My name is Adrian and I worked as a volunteer at the Rebel Air Museum from late Summer, through the autumn and into early winter of 1989. I was 18 at the time and I helped sand down the concrete floor of, what was then, the new building, helped sort and move exhibits into the building when it was completed and also helped demolish a couple of the caravans where some of the smaller exhibits were stored. My mum came down for a weekender once and helped me tear apart an old caravan (a bonding moment for sure!) and she sign onto the mailing list. Dave sent her newsletters for quite a while and she kept all of them, wondering why they stopped coming.

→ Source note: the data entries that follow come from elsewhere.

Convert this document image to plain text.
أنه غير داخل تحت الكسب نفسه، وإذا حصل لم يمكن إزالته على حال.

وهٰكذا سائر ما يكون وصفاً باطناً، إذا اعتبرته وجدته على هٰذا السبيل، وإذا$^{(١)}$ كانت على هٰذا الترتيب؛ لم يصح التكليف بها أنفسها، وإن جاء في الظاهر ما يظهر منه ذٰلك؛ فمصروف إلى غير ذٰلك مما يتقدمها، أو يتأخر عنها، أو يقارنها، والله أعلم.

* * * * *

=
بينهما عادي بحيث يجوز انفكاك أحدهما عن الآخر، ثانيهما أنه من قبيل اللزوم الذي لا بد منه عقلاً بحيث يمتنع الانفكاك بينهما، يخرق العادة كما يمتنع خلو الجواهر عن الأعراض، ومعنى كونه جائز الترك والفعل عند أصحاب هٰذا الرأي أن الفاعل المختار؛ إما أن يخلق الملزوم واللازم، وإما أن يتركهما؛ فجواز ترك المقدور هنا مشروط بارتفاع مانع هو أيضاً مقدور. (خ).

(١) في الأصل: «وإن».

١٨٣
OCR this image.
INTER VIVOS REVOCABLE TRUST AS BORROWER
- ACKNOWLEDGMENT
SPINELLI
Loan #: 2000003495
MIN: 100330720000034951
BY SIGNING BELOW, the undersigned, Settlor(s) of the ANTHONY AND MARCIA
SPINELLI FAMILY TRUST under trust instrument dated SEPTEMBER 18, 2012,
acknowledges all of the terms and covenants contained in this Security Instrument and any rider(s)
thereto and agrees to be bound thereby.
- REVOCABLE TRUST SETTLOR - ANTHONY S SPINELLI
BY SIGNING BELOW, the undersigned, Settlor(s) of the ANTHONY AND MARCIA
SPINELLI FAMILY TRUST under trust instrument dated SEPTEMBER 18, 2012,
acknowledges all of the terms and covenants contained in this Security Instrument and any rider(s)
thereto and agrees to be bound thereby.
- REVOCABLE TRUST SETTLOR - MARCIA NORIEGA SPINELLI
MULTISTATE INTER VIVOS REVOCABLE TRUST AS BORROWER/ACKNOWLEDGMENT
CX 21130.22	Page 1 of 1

I'm so sorry to hear that Dave has passed on. I've been out of touch with him since '90 so I only found out today. Even though he was an older guy then, and I should have expected news like this, it's still hard to hear. He was such a special guy and he made a big impression on me at that age. He was the man who introduced me to the Goons and The Bonzo Dog Doodah Band, and he taught me so much about the history of the Air Force. On the weekender my mum came down, I shared a caravan with Dave and Chris and we stayed up till nearly two in the morning, listening to the Bonzo's while they both told stories about the pranks they pulled, the ghosts that walk the airfield and how Gary Numan buzzed the Earl's Colne Airclub's annual barbeque, putting the grill out. Man, I miss those guys.
I see Cliff has posted lower down, and if it's the Cliff I remember I think I met him a couple of times. If it is him, don't confuse me with my friend Tony (we both looked alike, curly hair and glasses. I was the quiet one, well comparatively speaking!).
As I'm sure you can tell, I have some great memories of that short but happy time, but I see I have already written an epic. I was just glad to see all of you guys still interested in finding out about RebAir after all these years.
I know it's been years since you posted your response, but I've only just stumbled on this thread!
Dave Brett was only 43 when he died. A real shame and so young, but he didn't survive heart surgery and the museum wasn't quite the same after and that led to it's ultimate demise.
We must have worked together, as I remember painting that floor at Earls Colne and helping to pull those caravans apart! I spent 15 years all in at the museum, and had some great times and made some good friends.
I do still miss it all and it's a shame it had to close.